Debunking wind energy twaddle

No one does it better than David Mackay:
The Torygraph has actually published this "startling" (and false) meme a second time, this time in an "Analysis" piece authored by "Dave Andrews, head of the Claverton Group", published on 16th July 2009. He writes of onshore wind that "it needs an area of only 70 square miles to generate Britain's total power requirements". Crikey. Did the copy-editor do this to make the Claverton Group look like a bunch of fools? Apparently so - The Claverton site says the article as submitted said "a 70-mile by 70-mile square". Yes, that would be 70 times more accurate! For the record, (see my survey of UK wind farms if you want, where I show that UK wind farms, whether onshore or offshore, generate roughly 2.5 watts per square metre, on average), 4900 square miles of windfarms would generate about 32 GW on average, which is close to Britain's average electricity consumption (it's about 42 GW). If you want to produce "all Britain's energy consumption today" (ie transport and heating too) then you need about nine times the area, since Britain's primary energy consumption is about 300 GW.

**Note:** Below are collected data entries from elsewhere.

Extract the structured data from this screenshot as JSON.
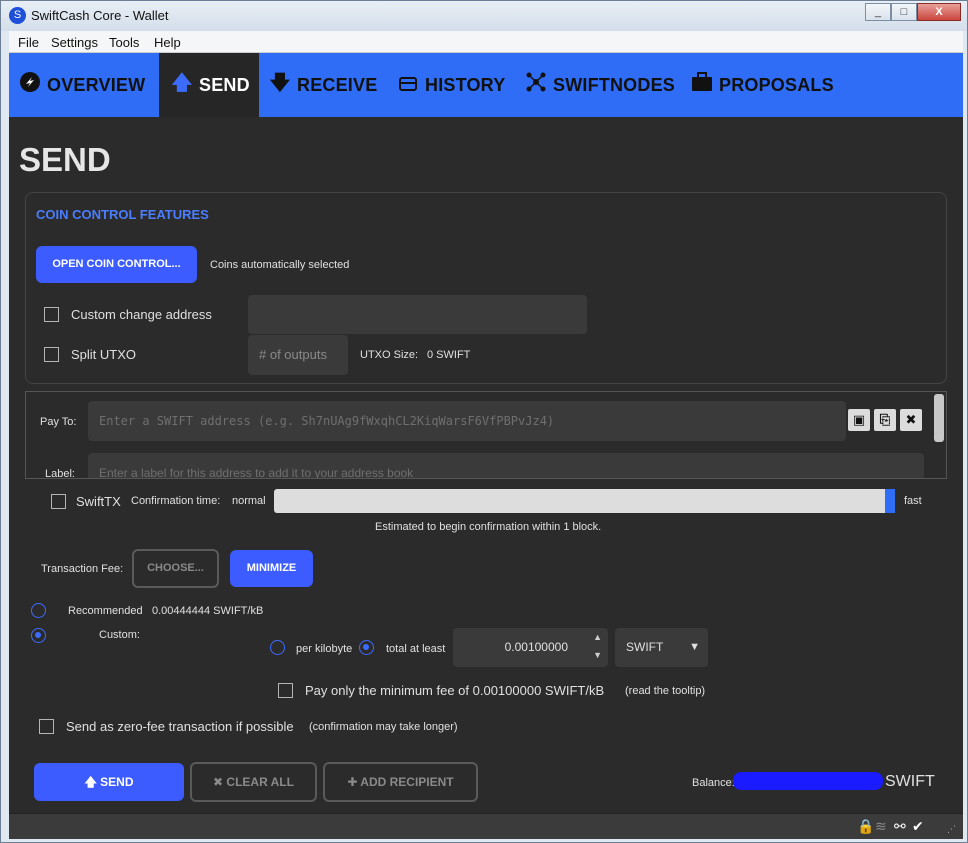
{
  "window": {
    "title": "SwiftCash Core - Wallet",
    "buttons": [
      "_",
      "□",
      "X"
    ]
  },
  "menu": [
    "File",
    "Settings",
    "Tools",
    "Help"
  ],
  "tabs": [
    {
      "label": "OVERVIEW",
      "icon": "logo-icon"
    },
    {
      "label": "SEND",
      "icon": "arrow-up-icon"
    },
    {
      "label": "RECEIVE",
      "icon": "arrow-down-icon"
    },
    {
      "label": "HISTORY",
      "icon": "history-icon"
    },
    {
      "label": "SWIFTNODES",
      "icon": "nodes-icon"
    },
    {
      "label": "PROPOSALS",
      "icon": "briefcase-icon"
    }
  ],
  "page_title": "SEND",
  "coin_control": {
    "title": "COIN CONTROL FEATURES",
    "open_button": "OPEN COIN CONTROL...",
    "status": "Coins automatically selected",
    "custom_change_label": "Custom change address",
    "split_utxo_label": "Split UTXO",
    "outputs_placeholder": "# of outputs",
    "utxo_size_label": "UTXO Size:",
    "utxo_size_value": "0 SWIFT"
  },
  "recipient": {
    "pay_to_label": "Pay To:",
    "pay_to_placeholder": "Enter a SWIFT address (e.g. Sh7nUAg9fWxqhCL2KiqWarsF6VfPBPvJz4)",
    "label_label": "Label:",
    "label_placeholder": "Enter a label for this address to add it to your address book"
  },
  "swifttx": {
    "label": "SwiftTX",
    "confirmation_label": "Confirmation time:",
    "normal": "normal",
    "fast": "fast",
    "estimate": "Estimated to begin confirmation within 1 block.",
    "slider_level": 1.0
  },
  "fee": {
    "label": "Transaction Fee:",
    "choose_button": "CHOOSE...",
    "minimize_button": "MINIMIZE",
    "recommended_label": "Recommended",
    "recommended_value": "0.00444444 SWIFT/kB",
    "custom_label": "Custom:",
    "per_kilobyte": "per kilobyte",
    "total_at_least": "total at least",
    "amount": "0.00100000",
    "unit": "SWIFT",
    "min_fee_label": "Pay only the minimum fee of 0.00100000 SWIFT/kB",
    "tooltip_note": "(read the tooltip)",
    "zero_fee_label": "Send as zero-fee transaction if possible",
    "zero_fee_note": "(confirmation may take longer)"
  },
  "actions": {
    "send": "SEND",
    "clear_all": "CLEAR ALL",
    "add_recipient": "ADD RECIPIENT"
  },
  "balance": {
    "label": "Balance:",
    "unit_suffix": "SWIFT"
  },
  "colors": {
    "accent": "#2f6df6",
    "button": "#3c5cff",
    "panel": "#2b2b2b"
  }
}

The bottom line - the Daily Mail article is off by a factor of 825, and the Telegraph's rendition of Clavertonism is off by a factor of 70 or 630, depending on whether you allow energy to be confused with electricity.
His Sustainable Energy Without the Hot Air is required reading for anyone interested in alternative energy. I only wish that 1), he would do this more often (perhaps he is too busy teaching Britain's "best and brightest"), and 2), we had someone like this in the U.S. to lay down some factual outer bounds - to renew-o-philes and enviro-skeptics alike - on how much of American electricity demand alternative energy could potentially satisfy. The public debate would benefit from understanding and agreeing that the answer is somewhere in the range of "some, but not most."